Looking down on New York from my airplane window, I was impressed by the well laid out grid of streets and lit up buildings below. It reminded me of a hyperspectral image, in that I knew when I arrived in the city, and got on the ground, there would be so much more to what I first saw. Remote sensing of imagery allows us to do just that; it allows an image to be more than just an impressive view from above and turns it into a rich source of data. The view from thousands of feet up, whether viewed from a plane window or as an image on a screen may contain the important pieces of information that researchers are seeking.
New York City is playing host to this year’s Association of American Geographers annual meeting. This weekend I have spoken with dozens of researchers, professors and students about their geography research and how they are using image analysis. The projects have involved time series analysis, classification, change detection and generating features and data to add to a GIS. The scope of the projects has ranged from public health to urban design to agricultural land use. The passion these geographers bring to much needed topics and their increased use of image analysis lets me know that the time we spend working with them is well spent.
Optical imagery is not the only remote sensing that is being utilized by geographers. Range finding tools that exploit data such as LiDAR and Synthetic Aperture Radar is playing an increasingly important role in finding the answers to complex geographic challenges.

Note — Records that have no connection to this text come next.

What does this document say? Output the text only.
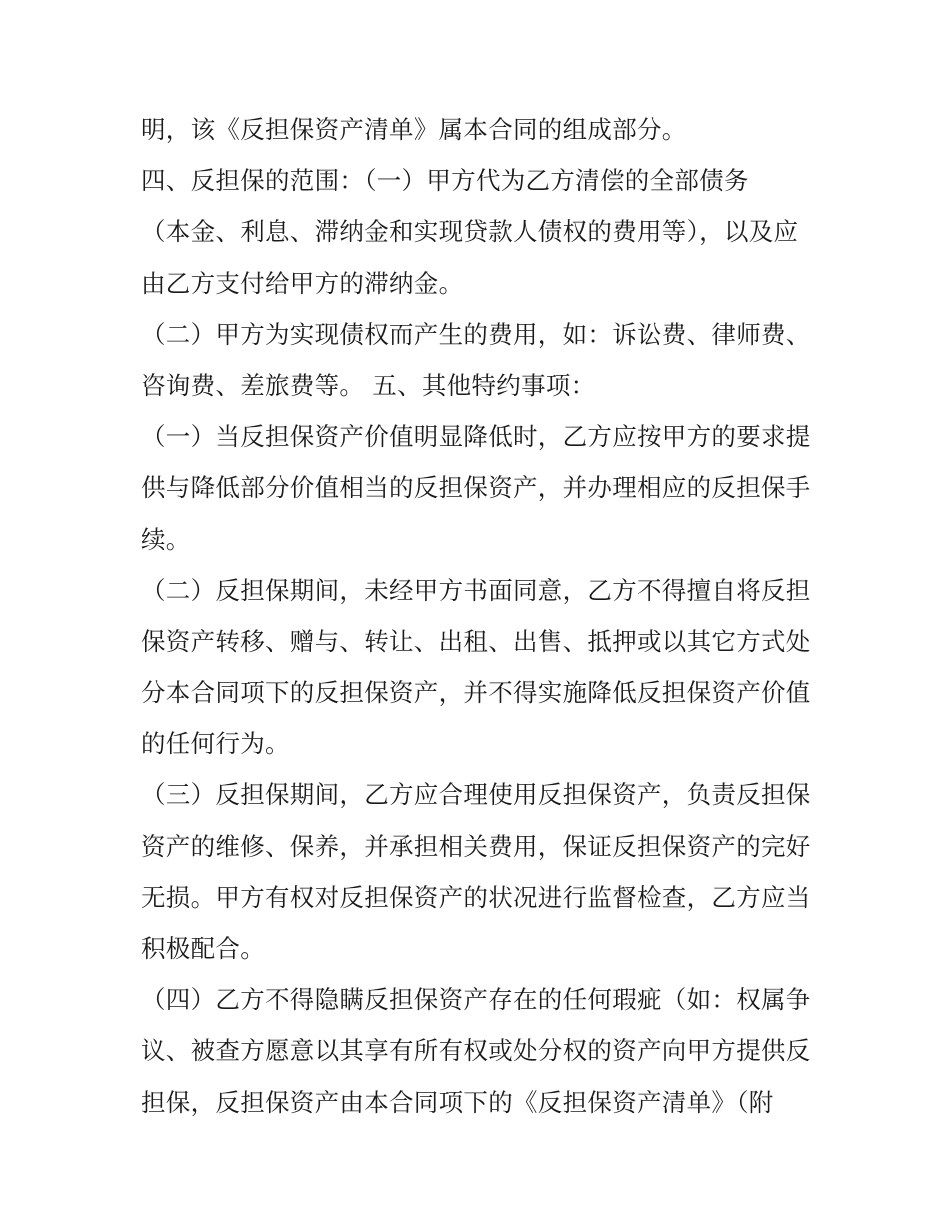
明，该《反担保资产清单》属本合同的组成部分。
四、反担保的范围：（一）甲方代为乙方清偿的全部债务
（本金、利息、滞纳金和实现贷款人债权的费用等），以及应
由乙方支付给甲方的滞纳金。
（二）甲方为实现债权而产生的费用，如：诉讼费、律师费、
咨询费、差旅费等。 五、其他特约事项：
（一）当反担保资产价值明显降低时，乙方应按甲方的要求提
供与降低部分价值相当的反担保资产，并办理相应的反担保手
续。
（二）反担保期间，未经甲方书面同意，乙方不得擅自将反担
保资产转移、赠与、转让、出租、出售、抵押或以其它方式处
分本合同项下的反担保资产，并不得实施降低反担保资产价值
的任何行为。
（三）反担保期间，乙方应合理使用反担保资产，负责反担保
资产的维修、保养，并承担相关费用，保证反担保资产的完好
无损。甲方有权对反担保资产的状况进行监督检查，乙方应当
积极配合。
（四）乙方不得隐瞒反担保资产存在的任何瑕疵（如：权属争
议、被查方愿意以其享有所有权或处分权的资产向甲方提供反
担保，反担保资产由本合同项下的《反担保资产清单》（附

Attending AAG for the first time, I’m excited to be exhibiting among over 7000 geographers, learning about their projects and challenges in working with imagery. Remote sensing has the ability to help geographers overcome their challenges in collecting and displaying important data that may otherwise be difficult to find. Next year in Los Angeles, I look forward to reconnecting with geographers I’ve met and learning what innovative and novel uses of remote sensing they have employed.